What industries are most commonly supported with incentives?

Manufacturing has always been the darling child of economic development incentives. When a “widget” is stamped with a community’s name and sent out beyond the community, “new money” flows back into the community. In this same vein, Logistics, Distribution, E-commerce, and Technology are all good options for economic credits and incentives. Headquarters operations also bring a significant amount of attention to an area and are typically supported. Additionally, major real estate development can benefit from economic incentives, such as the development of a multi-use commercial/housing block. Retail or small business operations are almost never supported.

What kind of “value” do incentives generate?

The value of economic incentives varies based on the specific program and project. In most cases, eligible projects can generate between $3,000 and $5,000 per net new job, typically disbursed over a period of 3 to 10 years. Additionally, net new investments may qualify for tax savings ranging from 3% to 10% of the eligible investment amount.

For example, a project creating 20 new jobs and investing $2 million in qualifying assets could receive between $60,000 and $100,000 in job-related tax benefits, along with $60,000 to $200,000 in investment-related tax savings over a 3- to 10-year period.

What size should my project be for incentive consideration?

All programs have their own thresholds for qualification. Typically, growth projects need to add 15 or more jobs and $1M+ in qualifying investments to receive economic incentive support. New jobs and/or investments should be created within 24-36 months of the incentive agreement signing. However, some programs require much higher thresholds, such as 50 net new jobs and $10M+ in new investments. We use the Discovery and Research phases of our Location Advisory process to identify project growth goals and which programs align with these goals.

When do I need to get your incentive team involved in the conversation about growth?

It is never too soon to have a discussion on potential incentives!

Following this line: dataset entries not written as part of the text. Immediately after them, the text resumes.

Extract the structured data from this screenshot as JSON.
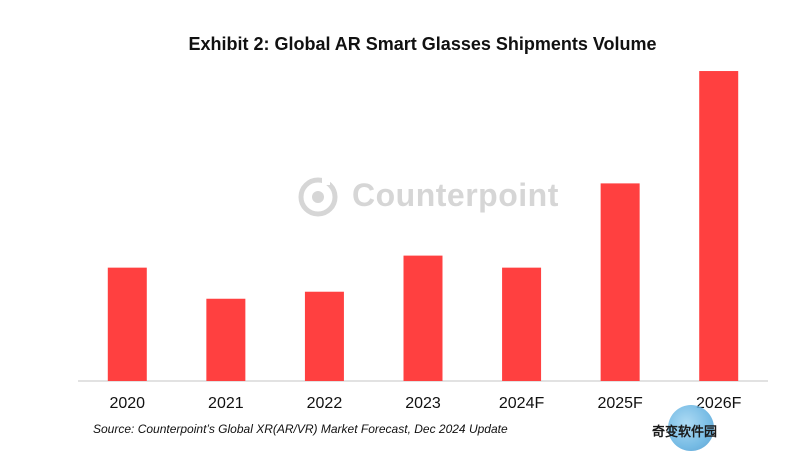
{
  "title": "Exhibit 2: Global AR Smart Glasses Shipments Volume",
  "source": "Source: Counterpoint’s Global XR(AR/VR) Market Forecast, Dec 2024 Update",
  "watermark": "Counterpoint",
  "badge": "奇变软件园",
  "colors": {
    "bar": "#ff4040",
    "axis": "#d9d9d9",
    "text": "#111111"
  },
  "chart_data": {
    "type": "bar",
    "categories": [
      "2020",
      "2021",
      "2022",
      "2023",
      "2024F",
      "2025F",
      "2026F"
    ],
    "values": [
      113,
      82,
      89,
      125,
      113,
      197,
      309
    ],
    "title": "Exhibit 2: Global AR Smart Glasses Shipments Volume",
    "xlabel": "",
    "ylabel": "",
    "ylim": [
      0,
      320
    ],
    "grid": false,
    "legend": "none"
  }
}
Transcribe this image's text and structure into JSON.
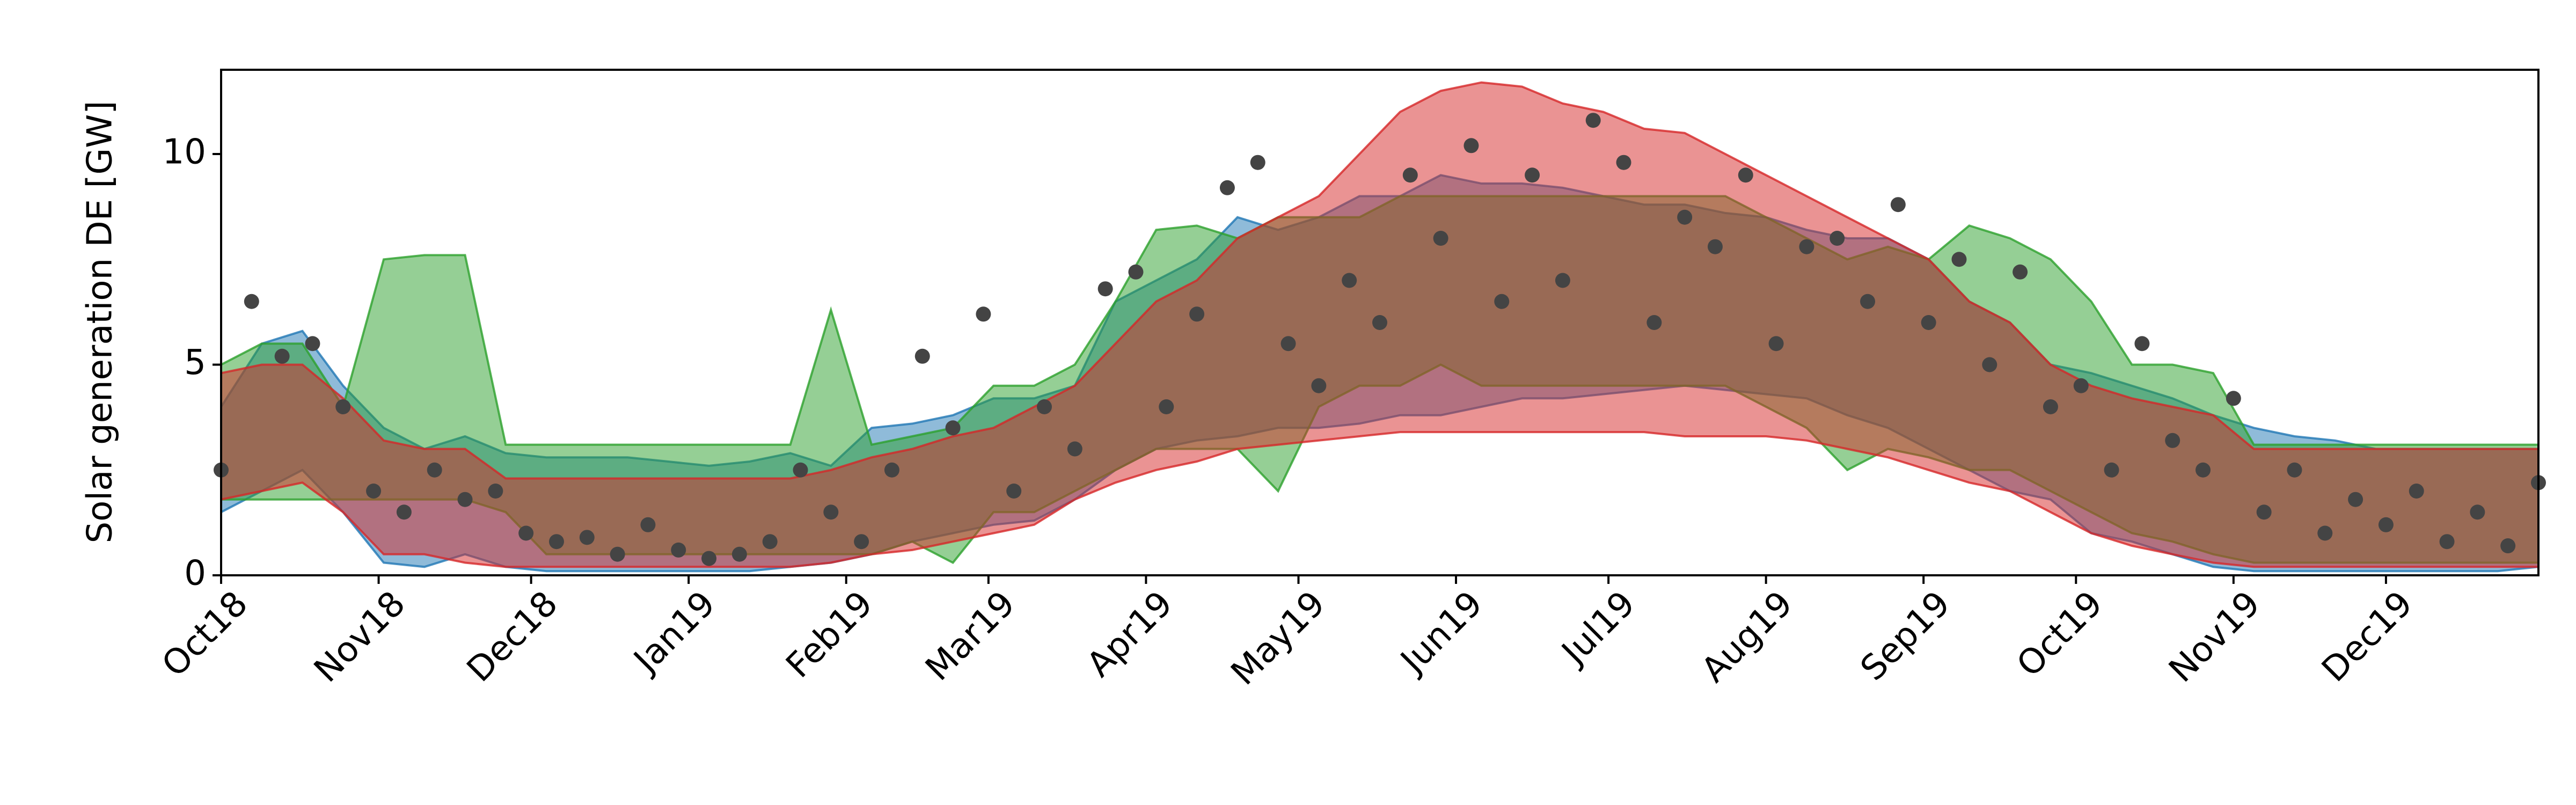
{
  "chart_data": {
    "type": "band-scatter",
    "ylabel": "Solar generation DE [GW]",
    "xlim": [
      0,
      456
    ],
    "ylim": [
      0,
      12
    ],
    "yticks": [
      0,
      5,
      10
    ],
    "xticks": [
      {
        "value": 0,
        "label": "Oct18"
      },
      {
        "value": 31,
        "label": "Nov18"
      },
      {
        "value": 61,
        "label": "Dec18"
      },
      {
        "value": 92,
        "label": "Jan19"
      },
      {
        "value": 123,
        "label": "Feb19"
      },
      {
        "value": 151,
        "label": "Mar19"
      },
      {
        "value": 182,
        "label": "Apr19"
      },
      {
        "value": 212,
        "label": "May19"
      },
      {
        "value": 243,
        "label": "Jun19"
      },
      {
        "value": 273,
        "label": "Jul19"
      },
      {
        "value": 304,
        "label": "Aug19"
      },
      {
        "value": 335,
        "label": "Sep19"
      },
      {
        "value": 365,
        "label": "Oct19"
      },
      {
        "value": 396,
        "label": "Nov19"
      },
      {
        "value": 426,
        "label": "Dec19"
      }
    ],
    "series": [
      {
        "color": "#1f77b4",
        "x": [
          0,
          8,
          16,
          24,
          32,
          40,
          48,
          56,
          64,
          72,
          80,
          88,
          96,
          104,
          112,
          120,
          128,
          136,
          144,
          152,
          160,
          168,
          176,
          184,
          192,
          200,
          208,
          216,
          224,
          232,
          240,
          248,
          256,
          264,
          272,
          280,
          288,
          296,
          304,
          312,
          320,
          328,
          336,
          344,
          352,
          360,
          368,
          376,
          384,
          392,
          400,
          408,
          416,
          424,
          432,
          440,
          448,
          456
        ],
        "lower": [
          1.5,
          2.0,
          2.5,
          1.5,
          0.3,
          0.2,
          0.5,
          0.2,
          0.1,
          0.1,
          0.1,
          0.1,
          0.1,
          0.1,
          0.2,
          0.3,
          0.5,
          0.8,
          1.0,
          1.2,
          1.3,
          1.8,
          2.5,
          3.0,
          3.2,
          3.3,
          3.5,
          3.5,
          3.6,
          3.8,
          3.8,
          4.0,
          4.2,
          4.2,
          4.3,
          4.4,
          4.5,
          4.4,
          4.3,
          4.2,
          3.8,
          3.5,
          3.0,
          2.5,
          2.0,
          1.8,
          1.0,
          0.8,
          0.5,
          0.2,
          0.1,
          0.1,
          0.1,
          0.1,
          0.1,
          0.1,
          0.1,
          0.2
        ],
        "upper": [
          4.0,
          5.5,
          5.8,
          4.5,
          3.5,
          3.0,
          3.3,
          2.9,
          2.8,
          2.8,
          2.8,
          2.7,
          2.6,
          2.7,
          2.9,
          2.6,
          3.5,
          3.6,
          3.8,
          4.2,
          4.2,
          4.5,
          6.5,
          7.0,
          7.5,
          8.5,
          8.2,
          8.5,
          9.0,
          9.0,
          9.5,
          9.3,
          9.3,
          9.2,
          9.0,
          8.8,
          8.8,
          8.6,
          8.5,
          8.2,
          8.0,
          8.0,
          7.5,
          6.5,
          6.0,
          5.0,
          4.8,
          4.5,
          4.2,
          3.8,
          3.5,
          3.3,
          3.2,
          3.0,
          3.0,
          3.0,
          3.0,
          3.0
        ]
      },
      {
        "color": "#2ca02c",
        "x": [
          0,
          8,
          16,
          24,
          32,
          40,
          48,
          56,
          64,
          72,
          80,
          88,
          96,
          104,
          112,
          120,
          128,
          136,
          144,
          152,
          160,
          168,
          176,
          184,
          192,
          200,
          208,
          216,
          224,
          232,
          240,
          248,
          256,
          264,
          272,
          280,
          288,
          296,
          304,
          312,
          320,
          328,
          336,
          344,
          352,
          360,
          368,
          376,
          384,
          392,
          400,
          408,
          416,
          424,
          432,
          440,
          448,
          456
        ],
        "lower": [
          1.8,
          1.8,
          1.8,
          1.8,
          1.8,
          1.8,
          1.8,
          1.5,
          0.5,
          0.5,
          0.5,
          0.5,
          0.5,
          0.5,
          0.5,
          0.5,
          0.5,
          0.8,
          0.3,
          1.5,
          1.5,
          2.0,
          2.5,
          3.0,
          3.0,
          3.0,
          2.0,
          4.0,
          4.5,
          4.5,
          5.0,
          4.5,
          4.5,
          4.5,
          4.5,
          4.5,
          4.5,
          4.5,
          4.0,
          3.5,
          2.5,
          3.0,
          2.8,
          2.5,
          2.5,
          2.0,
          1.5,
          1.0,
          0.8,
          0.5,
          0.3,
          0.3,
          0.3,
          0.3,
          0.3,
          0.3,
          0.3,
          0.3
        ],
        "upper": [
          5.0,
          5.5,
          5.5,
          4.0,
          7.5,
          7.6,
          7.6,
          3.1,
          3.1,
          3.1,
          3.1,
          3.1,
          3.1,
          3.1,
          3.1,
          6.3,
          3.1,
          3.3,
          3.5,
          4.5,
          4.5,
          5.0,
          6.5,
          8.2,
          8.3,
          8.0,
          8.5,
          8.5,
          8.5,
          9.0,
          9.0,
          9.0,
          9.0,
          9.0,
          9.0,
          9.0,
          9.0,
          9.0,
          8.5,
          8.0,
          7.5,
          7.8,
          7.5,
          8.3,
          8.0,
          7.5,
          6.5,
          5.0,
          5.0,
          4.8,
          3.1,
          3.1,
          3.1,
          3.1,
          3.1,
          3.1,
          3.1,
          3.1
        ]
      },
      {
        "color": "#d62728",
        "x": [
          0,
          8,
          16,
          24,
          32,
          40,
          48,
          56,
          64,
          72,
          80,
          88,
          96,
          104,
          112,
          120,
          128,
          136,
          144,
          152,
          160,
          168,
          176,
          184,
          192,
          200,
          208,
          216,
          224,
          232,
          240,
          248,
          256,
          264,
          272,
          280,
          288,
          296,
          304,
          312,
          320,
          328,
          336,
          344,
          352,
          360,
          368,
          376,
          384,
          392,
          400,
          408,
          416,
          424,
          432,
          440,
          448,
          456
        ],
        "lower": [
          1.8,
          2.0,
          2.2,
          1.5,
          0.5,
          0.5,
          0.3,
          0.2,
          0.2,
          0.2,
          0.2,
          0.2,
          0.2,
          0.2,
          0.2,
          0.3,
          0.5,
          0.6,
          0.8,
          1.0,
          1.2,
          1.8,
          2.2,
          2.5,
          2.7,
          3.0,
          3.1,
          3.2,
          3.3,
          3.4,
          3.4,
          3.4,
          3.4,
          3.4,
          3.4,
          3.4,
          3.3,
          3.3,
          3.3,
          3.2,
          3.0,
          2.8,
          2.5,
          2.2,
          2.0,
          1.5,
          1.0,
          0.7,
          0.5,
          0.3,
          0.2,
          0.2,
          0.2,
          0.2,
          0.2,
          0.2,
          0.2,
          0.2
        ],
        "upper": [
          4.8,
          5.0,
          5.0,
          4.2,
          3.2,
          3.0,
          3.0,
          2.3,
          2.3,
          2.3,
          2.3,
          2.3,
          2.3,
          2.3,
          2.3,
          2.5,
          2.8,
          3.0,
          3.3,
          3.5,
          4.0,
          4.5,
          5.5,
          6.5,
          7.0,
          8.0,
          8.5,
          9.0,
          10.0,
          11.0,
          11.5,
          11.7,
          11.6,
          11.2,
          11.0,
          10.6,
          10.5,
          10.0,
          9.5,
          9.0,
          8.5,
          8.0,
          7.5,
          6.5,
          6.0,
          5.0,
          4.5,
          4.2,
          4.0,
          3.8,
          3.0,
          3.0,
          3.0,
          3.0,
          3.0,
          3.0,
          3.0,
          3.0
        ]
      }
    ],
    "points": {
      "color": "#444444",
      "x": [
        0,
        6,
        12,
        18,
        24,
        30,
        36,
        42,
        48,
        54,
        60,
        66,
        72,
        78,
        84,
        90,
        96,
        102,
        108,
        114,
        120,
        126,
        132,
        138,
        144,
        150,
        156,
        162,
        168,
        174,
        180,
        186,
        192,
        198,
        204,
        210,
        216,
        222,
        228,
        234,
        240,
        246,
        252,
        258,
        264,
        270,
        276,
        282,
        288,
        294,
        300,
        306,
        312,
        318,
        324,
        330,
        336,
        342,
        348,
        354,
        360,
        366,
        372,
        378,
        384,
        390,
        396,
        402,
        408,
        414,
        420,
        426,
        432,
        438,
        444,
        450,
        456
      ],
      "values": [
        2.5,
        6.5,
        5.2,
        5.5,
        4.0,
        2.0,
        1.5,
        2.5,
        1.8,
        2.0,
        1.0,
        0.8,
        0.9,
        0.5,
        1.2,
        0.6,
        0.4,
        0.5,
        0.8,
        2.5,
        1.5,
        0.8,
        2.5,
        5.2,
        3.5,
        6.2,
        2.0,
        4.0,
        3.0,
        6.8,
        7.2,
        4.0,
        6.2,
        9.2,
        9.8,
        5.5,
        4.5,
        7.0,
        6.0,
        9.5,
        8.0,
        10.2,
        6.5,
        9.5,
        7.0,
        10.8,
        9.8,
        6.0,
        8.5,
        7.8,
        9.5,
        5.5,
        7.8,
        8.0,
        6.5,
        8.8,
        6.0,
        7.5,
        5.0,
        7.2,
        4.0,
        4.5,
        2.5,
        5.5,
        3.2,
        2.5,
        4.2,
        1.5,
        2.5,
        1.0,
        1.8,
        1.2,
        2.0,
        0.8,
        1.5,
        0.7,
        2.2
      ]
    }
  }
}
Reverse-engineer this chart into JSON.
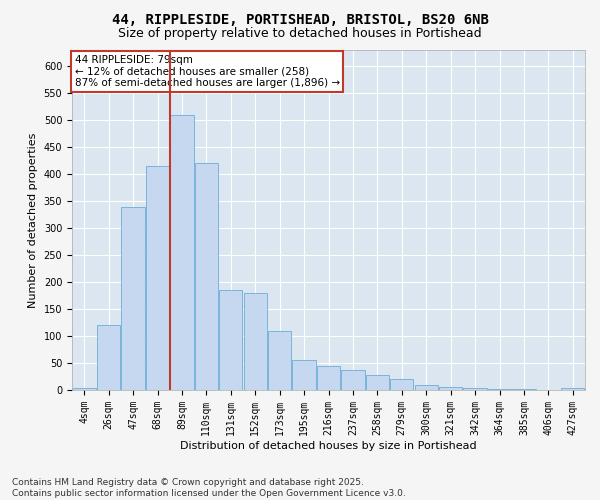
{
  "title_line1": "44, RIPPLESIDE, PORTISHEAD, BRISTOL, BS20 6NB",
  "title_line2": "Size of property relative to detached houses in Portishead",
  "xlabel": "Distribution of detached houses by size in Portishead",
  "ylabel": "Number of detached properties",
  "categories": [
    "4sqm",
    "26sqm",
    "47sqm",
    "68sqm",
    "89sqm",
    "110sqm",
    "131sqm",
    "152sqm",
    "173sqm",
    "195sqm",
    "216sqm",
    "237sqm",
    "258sqm",
    "279sqm",
    "300sqm",
    "321sqm",
    "342sqm",
    "364sqm",
    "385sqm",
    "406sqm",
    "427sqm"
  ],
  "bar_heights": [
    4,
    120,
    340,
    415,
    510,
    420,
    185,
    180,
    110,
    55,
    45,
    37,
    27,
    20,
    10,
    6,
    4,
    2,
    1,
    0,
    3
  ],
  "bar_color": "#c5d8f0",
  "bar_edge_color": "#6baed6",
  "vline_x": 3.5,
  "vline_color": "#c0392b",
  "annotation_text": "44 RIPPLESIDE: 79sqm\n← 12% of detached houses are smaller (258)\n87% of semi-detached houses are larger (1,896) →",
  "annotation_box_color": "#ffffff",
  "annotation_box_edge_color": "#c0392b",
  "ylim": [
    0,
    630
  ],
  "yticks": [
    0,
    50,
    100,
    150,
    200,
    250,
    300,
    350,
    400,
    450,
    500,
    550,
    600
  ],
  "background_color": "#dce6f0",
  "grid_color": "#ffffff",
  "footer_text": "Contains HM Land Registry data © Crown copyright and database right 2025.\nContains public sector information licensed under the Open Government Licence v3.0.",
  "title_fontsize": 10,
  "subtitle_fontsize": 9,
  "axis_label_fontsize": 8,
  "tick_fontsize": 7,
  "footer_fontsize": 6.5,
  "annotation_fontsize": 7.5
}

It can be too late though, so the earlier the better!

How does McGuire Sponsel support incentive compliance reporting?

McGuire Sponsel’s Location Advisory team takes on compliance reporting requirements so that you don’t have to worry about deadlines, filing requirements, etc. Our team supports your growth project by keeping track of filing deadlines, coordinating specific reporting templates, and communications with economic development and state tax departments to receive benefit in a timely manner. It is often important for our team to connect with a client’s HR and Accounting departments to ensure accurate information processing.

How does McGuire Sponsel charge for services?

McGuire Sponsel structures our fee based on the individual needs of each client. A majority of our fees are success based, meaning that the client is not responsible for a fee until they receive a benefit.